Dr. Arthur Reingold, a professor of epidemiology at the University of California-Berkeley, worked with the World Health Organization on providing advice during the H1N1 pandemic in 2009. The crucial thing an emergency declaration does, he said, is mobilize resources and bring much-needed attention to the problem, especially in getting politicians, leaders and the public on the same page.
“Typically, humans don’t get motivated until there’s actually a problem,” Reingold said. “In this case, this is a problem that has been festering for some time — and now we’re finally paying attention to it.”
Dr. Alberto de la Vega at the University of Puerto Rico who evaluated over 1,000 pregnant patients with Zika said the public health emergency declaration last year “definitely helped.”
It brought attention and forced resources from federal agencies to work toward bringing an end to the epidemic, he said. Puerto Rico’s health department poured a lot of money into the effort, along with the Centers for Disease Control and Prevention.
“We definitely received a benefit from the classification and receiving more funds. There’s no question about it,” de la Vega said. “But the bureaucracy, in making those allocation of funds reach us, always comes later than we wish.”
‘The fight must go on’
In an interim report in late July, the president’s commission examining the opioid epidemic recommended that Trump declare a public health emergency. The commission, led by New Jersey Gov. Chris Christie, recommended rapidly increasing treatment capacity for those who need substance abuse help; establishing and funding better access to medication-assisted treatment programs; and making sure that health care providers are aware of the potential for misuse and abuse of prescription opioids by enhancing prevention efforts at medical and dental schools.

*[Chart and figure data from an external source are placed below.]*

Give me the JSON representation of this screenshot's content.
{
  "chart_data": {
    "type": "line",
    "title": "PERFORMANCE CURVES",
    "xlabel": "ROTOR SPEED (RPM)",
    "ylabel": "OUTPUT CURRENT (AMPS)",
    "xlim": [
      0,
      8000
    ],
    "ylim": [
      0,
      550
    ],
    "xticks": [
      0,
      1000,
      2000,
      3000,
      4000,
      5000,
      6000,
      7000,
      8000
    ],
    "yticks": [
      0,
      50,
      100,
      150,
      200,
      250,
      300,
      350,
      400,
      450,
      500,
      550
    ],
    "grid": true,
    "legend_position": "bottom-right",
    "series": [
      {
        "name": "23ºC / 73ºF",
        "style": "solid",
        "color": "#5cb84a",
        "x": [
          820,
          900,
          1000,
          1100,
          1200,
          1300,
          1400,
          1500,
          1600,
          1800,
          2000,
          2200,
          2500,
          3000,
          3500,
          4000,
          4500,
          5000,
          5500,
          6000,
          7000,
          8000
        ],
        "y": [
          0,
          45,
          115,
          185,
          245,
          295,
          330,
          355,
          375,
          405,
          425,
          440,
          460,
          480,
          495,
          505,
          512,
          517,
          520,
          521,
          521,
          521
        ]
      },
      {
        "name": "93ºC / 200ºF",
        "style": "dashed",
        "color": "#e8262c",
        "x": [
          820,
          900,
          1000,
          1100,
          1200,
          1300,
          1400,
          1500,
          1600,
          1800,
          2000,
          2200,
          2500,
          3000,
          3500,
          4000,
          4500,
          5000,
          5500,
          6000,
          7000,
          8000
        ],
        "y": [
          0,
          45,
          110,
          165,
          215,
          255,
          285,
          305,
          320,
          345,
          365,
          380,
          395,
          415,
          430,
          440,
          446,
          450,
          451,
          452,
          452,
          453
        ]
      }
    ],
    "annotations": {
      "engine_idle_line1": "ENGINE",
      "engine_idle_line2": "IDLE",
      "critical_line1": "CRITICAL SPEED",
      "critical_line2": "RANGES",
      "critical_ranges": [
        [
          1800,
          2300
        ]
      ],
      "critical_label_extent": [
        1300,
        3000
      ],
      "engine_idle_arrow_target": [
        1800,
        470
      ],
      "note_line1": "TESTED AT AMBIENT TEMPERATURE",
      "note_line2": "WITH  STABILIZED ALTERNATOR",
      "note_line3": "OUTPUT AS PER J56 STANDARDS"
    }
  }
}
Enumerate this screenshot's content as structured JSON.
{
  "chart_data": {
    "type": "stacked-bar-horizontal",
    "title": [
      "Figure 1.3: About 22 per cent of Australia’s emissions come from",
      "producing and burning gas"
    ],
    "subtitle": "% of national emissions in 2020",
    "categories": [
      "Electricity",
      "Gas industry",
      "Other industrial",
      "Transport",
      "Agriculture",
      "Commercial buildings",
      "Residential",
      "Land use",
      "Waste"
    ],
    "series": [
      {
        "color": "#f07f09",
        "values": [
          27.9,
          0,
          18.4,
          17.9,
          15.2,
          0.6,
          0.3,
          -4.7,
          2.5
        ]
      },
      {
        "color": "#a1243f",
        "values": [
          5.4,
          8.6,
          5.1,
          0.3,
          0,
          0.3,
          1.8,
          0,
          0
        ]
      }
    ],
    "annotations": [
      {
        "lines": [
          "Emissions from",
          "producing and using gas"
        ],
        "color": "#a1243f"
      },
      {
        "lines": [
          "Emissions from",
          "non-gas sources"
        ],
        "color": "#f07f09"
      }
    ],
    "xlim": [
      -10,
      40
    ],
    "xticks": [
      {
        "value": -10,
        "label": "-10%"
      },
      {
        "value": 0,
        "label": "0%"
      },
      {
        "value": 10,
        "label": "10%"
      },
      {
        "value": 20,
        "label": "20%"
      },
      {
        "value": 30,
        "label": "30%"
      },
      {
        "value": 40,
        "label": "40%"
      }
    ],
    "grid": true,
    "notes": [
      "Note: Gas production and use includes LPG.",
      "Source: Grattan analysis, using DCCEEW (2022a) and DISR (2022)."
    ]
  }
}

Reports in recent days had suggested dysfunction and chaos within the commission. On Wednesday, commission member Patrick Kennedy said he wanted to see action.
“We don’t want any more visits to rehab centers and photo ops, saying how courageous we are. Enough already. We want to save lives,” said Kennedy, a former House representative from Rhode Island who has spoken about his own recovery from drug and alcohol addiction.
On Thursday, surrounded by members of families affected by the opioid crisis, first responders and members of Congress, Trump hailed the emergency declaration as means of stopping the epidemic.
“As Americans, we cannot allow this to continue. It is time to liberate our communities from this scourge of drug addiction,” he said. “We can be the generation that ends the opioid epidemic. We can do it.”
Experts on the front lines are now waiting to see the measure turned into action.
“After the razzle dazzle and public interest dies down — and after politicians have ceased to make a name for themselves and moved on to other pressing concerns — the fight must go on,” Gazelka said.